Nasy-atul Muta'allimin

Welcome

Aku mengamati semua sahabat, dan tidak menemukan sahabat yang lebih baik daripada menjaga lidah. Saya memikirkan tentang semua pakaian, tetapi tidak menemukan pakaian yang lebih baik daripada takwa. Aku merenungkan tentang segala jenis amal baik, namun tidak mendapatkan yang lebih baik daripada memberi nasihat baik. Aku mencari segala bentuk rezki, tapi tidak menemukan rezki yang lebih baik daripada sabar (Umar ibn Khatthab).

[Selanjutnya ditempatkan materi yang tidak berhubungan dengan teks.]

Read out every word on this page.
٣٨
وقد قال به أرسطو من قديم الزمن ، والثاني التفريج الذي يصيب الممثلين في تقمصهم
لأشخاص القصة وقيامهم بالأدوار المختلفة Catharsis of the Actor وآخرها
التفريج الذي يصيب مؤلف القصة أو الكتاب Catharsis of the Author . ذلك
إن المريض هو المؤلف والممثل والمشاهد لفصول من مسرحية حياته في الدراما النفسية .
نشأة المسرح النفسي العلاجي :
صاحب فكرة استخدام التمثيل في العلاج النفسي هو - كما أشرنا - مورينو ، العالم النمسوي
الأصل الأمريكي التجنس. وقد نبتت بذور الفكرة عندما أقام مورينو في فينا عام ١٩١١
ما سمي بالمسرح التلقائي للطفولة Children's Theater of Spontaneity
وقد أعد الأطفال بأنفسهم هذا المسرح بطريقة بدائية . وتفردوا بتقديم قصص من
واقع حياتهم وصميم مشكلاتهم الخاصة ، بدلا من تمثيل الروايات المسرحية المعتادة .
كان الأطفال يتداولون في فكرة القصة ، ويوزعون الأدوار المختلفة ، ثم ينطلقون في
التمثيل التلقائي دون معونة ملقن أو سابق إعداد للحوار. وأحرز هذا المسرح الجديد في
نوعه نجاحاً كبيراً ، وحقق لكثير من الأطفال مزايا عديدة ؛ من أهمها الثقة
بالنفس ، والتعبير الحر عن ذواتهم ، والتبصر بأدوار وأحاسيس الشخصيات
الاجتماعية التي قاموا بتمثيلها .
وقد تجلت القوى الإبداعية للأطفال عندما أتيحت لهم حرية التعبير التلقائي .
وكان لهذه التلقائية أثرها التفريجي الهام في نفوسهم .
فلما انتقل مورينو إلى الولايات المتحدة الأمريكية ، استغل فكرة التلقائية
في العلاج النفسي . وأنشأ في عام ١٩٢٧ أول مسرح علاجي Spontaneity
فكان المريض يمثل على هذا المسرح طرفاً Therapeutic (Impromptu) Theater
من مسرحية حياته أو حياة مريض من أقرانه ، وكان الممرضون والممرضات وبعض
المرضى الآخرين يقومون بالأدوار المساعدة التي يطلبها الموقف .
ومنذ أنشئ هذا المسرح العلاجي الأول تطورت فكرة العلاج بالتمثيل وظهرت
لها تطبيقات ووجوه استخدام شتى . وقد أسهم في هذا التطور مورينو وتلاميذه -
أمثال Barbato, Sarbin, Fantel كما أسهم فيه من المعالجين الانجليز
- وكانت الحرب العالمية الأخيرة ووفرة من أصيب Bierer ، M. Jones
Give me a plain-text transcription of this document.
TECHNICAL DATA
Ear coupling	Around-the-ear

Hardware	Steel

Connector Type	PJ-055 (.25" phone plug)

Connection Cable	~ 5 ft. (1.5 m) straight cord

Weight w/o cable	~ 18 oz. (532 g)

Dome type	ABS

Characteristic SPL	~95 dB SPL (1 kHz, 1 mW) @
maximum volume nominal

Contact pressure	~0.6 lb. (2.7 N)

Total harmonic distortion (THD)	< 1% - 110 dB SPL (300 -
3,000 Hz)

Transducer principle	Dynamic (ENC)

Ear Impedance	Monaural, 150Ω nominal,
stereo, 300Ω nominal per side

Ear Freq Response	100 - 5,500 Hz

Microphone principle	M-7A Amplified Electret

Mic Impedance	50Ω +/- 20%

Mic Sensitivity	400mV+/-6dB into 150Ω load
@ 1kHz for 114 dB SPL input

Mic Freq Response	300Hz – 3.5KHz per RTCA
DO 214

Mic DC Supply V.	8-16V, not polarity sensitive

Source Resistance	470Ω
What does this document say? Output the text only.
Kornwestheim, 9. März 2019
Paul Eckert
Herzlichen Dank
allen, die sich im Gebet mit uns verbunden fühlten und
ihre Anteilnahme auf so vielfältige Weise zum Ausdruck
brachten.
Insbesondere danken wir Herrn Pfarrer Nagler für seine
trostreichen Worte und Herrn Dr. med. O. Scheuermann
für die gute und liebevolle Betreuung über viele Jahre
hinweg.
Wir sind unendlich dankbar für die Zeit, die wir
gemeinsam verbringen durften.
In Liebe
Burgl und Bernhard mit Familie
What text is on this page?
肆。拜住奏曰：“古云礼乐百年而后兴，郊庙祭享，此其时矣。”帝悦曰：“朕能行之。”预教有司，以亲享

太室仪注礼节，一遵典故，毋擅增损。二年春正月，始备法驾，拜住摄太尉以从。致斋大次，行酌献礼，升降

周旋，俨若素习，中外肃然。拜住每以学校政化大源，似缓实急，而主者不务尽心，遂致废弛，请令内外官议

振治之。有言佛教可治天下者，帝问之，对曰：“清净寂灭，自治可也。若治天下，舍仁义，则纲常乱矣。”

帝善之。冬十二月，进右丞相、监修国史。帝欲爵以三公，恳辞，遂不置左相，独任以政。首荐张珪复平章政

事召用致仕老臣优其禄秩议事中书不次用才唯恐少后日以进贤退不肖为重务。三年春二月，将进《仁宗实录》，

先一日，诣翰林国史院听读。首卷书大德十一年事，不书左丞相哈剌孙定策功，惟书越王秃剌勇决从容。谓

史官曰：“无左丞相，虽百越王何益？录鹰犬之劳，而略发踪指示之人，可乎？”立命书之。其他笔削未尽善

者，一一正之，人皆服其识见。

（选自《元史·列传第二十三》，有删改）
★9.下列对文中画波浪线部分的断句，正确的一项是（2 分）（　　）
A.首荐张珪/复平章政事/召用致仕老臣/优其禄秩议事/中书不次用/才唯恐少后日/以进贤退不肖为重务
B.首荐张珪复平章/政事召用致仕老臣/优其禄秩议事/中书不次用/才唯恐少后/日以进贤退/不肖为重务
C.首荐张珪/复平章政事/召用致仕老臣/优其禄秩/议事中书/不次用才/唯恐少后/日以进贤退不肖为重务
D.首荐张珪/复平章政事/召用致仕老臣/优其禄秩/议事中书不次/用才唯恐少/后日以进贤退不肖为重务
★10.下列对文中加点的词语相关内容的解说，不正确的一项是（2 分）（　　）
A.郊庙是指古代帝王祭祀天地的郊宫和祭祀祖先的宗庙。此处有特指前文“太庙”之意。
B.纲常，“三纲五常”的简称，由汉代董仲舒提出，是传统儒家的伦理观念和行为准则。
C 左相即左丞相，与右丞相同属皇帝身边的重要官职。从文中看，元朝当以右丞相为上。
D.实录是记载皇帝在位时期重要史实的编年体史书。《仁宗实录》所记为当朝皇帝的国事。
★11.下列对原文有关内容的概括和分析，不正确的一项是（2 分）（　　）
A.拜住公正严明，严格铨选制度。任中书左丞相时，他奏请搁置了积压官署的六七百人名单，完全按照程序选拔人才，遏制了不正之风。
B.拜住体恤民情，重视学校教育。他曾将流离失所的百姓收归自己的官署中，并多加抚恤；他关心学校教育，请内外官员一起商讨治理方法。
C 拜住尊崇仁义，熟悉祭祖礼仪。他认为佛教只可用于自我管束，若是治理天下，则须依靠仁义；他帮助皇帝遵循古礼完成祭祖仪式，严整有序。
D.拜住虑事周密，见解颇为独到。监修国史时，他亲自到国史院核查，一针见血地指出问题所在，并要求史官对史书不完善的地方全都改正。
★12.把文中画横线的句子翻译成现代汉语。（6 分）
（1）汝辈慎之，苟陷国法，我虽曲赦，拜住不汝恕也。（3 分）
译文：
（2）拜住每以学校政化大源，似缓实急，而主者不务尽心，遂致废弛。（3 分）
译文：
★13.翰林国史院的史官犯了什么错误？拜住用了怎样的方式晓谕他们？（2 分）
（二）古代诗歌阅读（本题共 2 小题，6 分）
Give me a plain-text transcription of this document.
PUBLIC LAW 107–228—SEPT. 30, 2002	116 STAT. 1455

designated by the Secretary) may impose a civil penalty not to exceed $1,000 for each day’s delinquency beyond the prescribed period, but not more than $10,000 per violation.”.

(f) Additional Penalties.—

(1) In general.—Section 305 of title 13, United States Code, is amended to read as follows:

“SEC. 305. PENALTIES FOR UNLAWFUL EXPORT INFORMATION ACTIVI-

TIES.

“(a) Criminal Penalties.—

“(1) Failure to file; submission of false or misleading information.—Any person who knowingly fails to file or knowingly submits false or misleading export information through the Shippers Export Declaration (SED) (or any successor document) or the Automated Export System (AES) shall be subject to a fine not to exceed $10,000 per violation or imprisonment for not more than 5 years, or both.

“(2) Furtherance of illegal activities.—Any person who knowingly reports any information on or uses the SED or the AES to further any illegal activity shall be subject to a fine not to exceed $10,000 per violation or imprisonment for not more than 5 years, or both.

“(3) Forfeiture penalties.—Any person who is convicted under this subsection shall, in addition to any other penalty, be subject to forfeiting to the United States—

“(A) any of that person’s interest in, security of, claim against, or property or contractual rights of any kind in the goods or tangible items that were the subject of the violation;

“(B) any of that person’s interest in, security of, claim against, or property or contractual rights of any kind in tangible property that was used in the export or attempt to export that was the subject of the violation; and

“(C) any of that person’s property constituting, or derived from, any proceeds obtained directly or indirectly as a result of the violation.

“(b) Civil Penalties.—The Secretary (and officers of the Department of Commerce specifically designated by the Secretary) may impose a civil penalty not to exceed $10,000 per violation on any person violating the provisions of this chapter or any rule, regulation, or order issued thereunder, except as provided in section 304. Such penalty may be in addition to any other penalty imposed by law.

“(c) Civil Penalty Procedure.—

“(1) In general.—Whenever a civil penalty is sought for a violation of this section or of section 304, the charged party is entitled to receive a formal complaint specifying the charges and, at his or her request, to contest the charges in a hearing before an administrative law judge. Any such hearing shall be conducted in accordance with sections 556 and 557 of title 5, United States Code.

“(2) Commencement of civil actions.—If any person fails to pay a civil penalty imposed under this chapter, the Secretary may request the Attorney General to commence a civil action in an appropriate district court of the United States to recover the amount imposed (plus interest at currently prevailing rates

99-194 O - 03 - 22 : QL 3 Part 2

Liberalisasi Pendidikan Bertentangan dengan UUD 1945



Selama Desember 2007 anggota Komisi X DPR menyelenggarakan uji publik tahap kedua tentang RUU Badan Hukum Pendidikan (BHP) versi 5 Desember 2007 di beberapa kota, antara lain, Jakarta, Bandung, Denpasar, Banjarmasin, Batam, Manado, dan Gorontalo, untuk mendapat masukan dari masyarakat. Namun, catatan-catatan kritis dan pemikiran-pemikiran baru sampai pada suasana penolakan terhadap keberadaan RUU BHP tersebut tetap saja berlangsung sampai saat ini. Misalnya, penolakan terhadap RUU BHP terjadi di Makassar melalui unjuk rasa sekitar 800 mahasiswa dari berbagai perguruan tinggi. Mereka menolak RUU BHP karena dinilai sebagai bagian dari komersialisasi pendidikan. Padahal, dari segi substansi sudah terjadi perbaikan berdasarkan masukan dari uji publik tahap pertama, April sampai Agustus 2007. Perbaikan itu terjadi melalui kesepakatan terhadap substansi RUU BHP inisiatif pemerintah setelah diselenggarakan lokakarya antara Pemerintah dan DPR pada Agustus dan Novemver 2007.
Isi kesepakatan itulah yang diharapkan bisa menjadi titik tolak perbaikan pada pembahasan selanjutnya. Pertama, RUU tentang BHP mengatur badan hukum pendidikan yang menjamin adanya keanekaragaman, antara lain, berbentuk badan hukum pendidikan pemerintah, badan hukum pendidikan masyarakat, dan badan hukum pendidikan pemerintah daerah. Yayasan, badan wakaf, perkumpulan, dan badan hukum lain yang didirikan masyarakat, diakui sebagai badan hukum pendidikan, dengan mengikuti ketentuan dalam undang-undang "BHP".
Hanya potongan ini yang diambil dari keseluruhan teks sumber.